Rookie Harold Landry has benefited from the absence of veteran Brian Orakpo from the lineup due to a shoulder injury.
Orakpo’s setback has allowed Landry to get first-team reps with the Tennessee Titans defense.
But perhaps even more valuable than that, those first-team reps have been against Pro Bowl left tackle Taylor Lewan, one of the best in the business on the offensive line.
And while Landry is getting schooled a bit by the Titans’ $80 million tackle, it is a valuable education that should make him a better player sooner rather than later.
“He sees the bigger picture. He sees that we’re still teammates and he cares about my development as a player,” Landry said of Lewan. “I tell people that I knew him before I even got drafted here, and it means a lot that he’s looking out for me and that he wants me to get the best out of me every day. So, I’m lucky.”
Coach Mike Vrabel likes that Landry is getting his NFL baptism courtesy of a top-flight tackle right there I his own practice sessions.
“The better the guys you go against, the better you can become. He’ll get frustrated, but he knows that probably not all the tackles are going to be that good, and hopefully, it gets easier once the games start,” Vrabel said.
Lewan’s act of helpfulness is not an isolated incident with the Titans in this camp.
About a week ago in practice, veteran cornerback Malcolm Butler was running a play in team drills and noticed that both Corey Davis and Taywan Taylor were in his coverage area. So he calmly, but succinctly informed the two second-year pros that one of that – shall we paraphrase – run an incorrect route.
Vrabel appreciates that the players are stepping up and looking out for each other, even then it goes across one side of the football to the other.

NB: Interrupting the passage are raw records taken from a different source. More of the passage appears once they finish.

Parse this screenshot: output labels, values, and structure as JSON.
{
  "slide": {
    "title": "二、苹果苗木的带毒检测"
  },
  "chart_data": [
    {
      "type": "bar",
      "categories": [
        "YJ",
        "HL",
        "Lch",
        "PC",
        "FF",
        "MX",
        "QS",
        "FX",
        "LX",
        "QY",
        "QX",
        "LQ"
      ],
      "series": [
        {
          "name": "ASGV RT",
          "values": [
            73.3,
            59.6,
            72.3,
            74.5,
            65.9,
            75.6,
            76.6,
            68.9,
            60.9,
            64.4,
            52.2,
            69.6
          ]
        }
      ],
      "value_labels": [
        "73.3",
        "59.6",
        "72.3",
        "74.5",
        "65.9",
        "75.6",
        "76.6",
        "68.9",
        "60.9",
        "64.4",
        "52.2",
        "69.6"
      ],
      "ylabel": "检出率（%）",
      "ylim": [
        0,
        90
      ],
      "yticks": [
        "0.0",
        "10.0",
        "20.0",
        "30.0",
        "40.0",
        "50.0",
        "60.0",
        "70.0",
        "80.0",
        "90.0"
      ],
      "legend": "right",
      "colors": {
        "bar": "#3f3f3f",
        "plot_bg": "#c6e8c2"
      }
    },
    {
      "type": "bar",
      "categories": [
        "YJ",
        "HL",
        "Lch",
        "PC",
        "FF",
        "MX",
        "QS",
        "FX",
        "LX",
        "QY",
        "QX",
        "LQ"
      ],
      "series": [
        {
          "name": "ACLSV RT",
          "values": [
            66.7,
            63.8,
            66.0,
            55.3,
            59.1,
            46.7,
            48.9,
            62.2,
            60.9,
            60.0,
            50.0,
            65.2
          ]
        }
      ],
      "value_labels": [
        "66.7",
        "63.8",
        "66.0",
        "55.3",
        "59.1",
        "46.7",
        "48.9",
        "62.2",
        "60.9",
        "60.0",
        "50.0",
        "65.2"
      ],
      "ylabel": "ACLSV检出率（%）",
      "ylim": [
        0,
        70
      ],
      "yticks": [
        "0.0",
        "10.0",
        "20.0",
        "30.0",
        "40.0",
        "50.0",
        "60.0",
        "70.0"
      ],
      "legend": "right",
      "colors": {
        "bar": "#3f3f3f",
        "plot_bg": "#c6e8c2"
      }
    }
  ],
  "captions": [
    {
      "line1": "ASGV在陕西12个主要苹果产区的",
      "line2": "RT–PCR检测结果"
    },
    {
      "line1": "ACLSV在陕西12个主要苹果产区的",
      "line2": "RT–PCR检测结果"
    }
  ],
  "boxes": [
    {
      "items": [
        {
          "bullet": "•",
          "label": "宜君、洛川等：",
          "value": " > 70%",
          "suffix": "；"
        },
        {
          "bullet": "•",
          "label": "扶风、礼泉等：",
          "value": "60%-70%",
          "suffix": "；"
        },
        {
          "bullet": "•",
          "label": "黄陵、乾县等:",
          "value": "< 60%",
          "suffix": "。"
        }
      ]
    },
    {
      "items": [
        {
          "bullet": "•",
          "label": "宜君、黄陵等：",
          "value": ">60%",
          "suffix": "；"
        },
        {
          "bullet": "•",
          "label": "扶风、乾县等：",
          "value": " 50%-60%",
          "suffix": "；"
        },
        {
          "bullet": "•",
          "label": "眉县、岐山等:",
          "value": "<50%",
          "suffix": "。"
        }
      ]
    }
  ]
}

“Anytime that these guys can help each other, whether that be on the field, or in the locker room or outside this building, I’m all for it. That’s a huge step in the right direction toward becoming a good team, a great team that cares about each other more than they care about themselves,” Vrabel said. “So when they can do that, they can start to hold each other accountable. I try to hold them accountable, but sometimes it works and sometimes it doesn’t. That’s how it goes. Ultimately, those players that hold each other accountable, then you can start to do some good things.”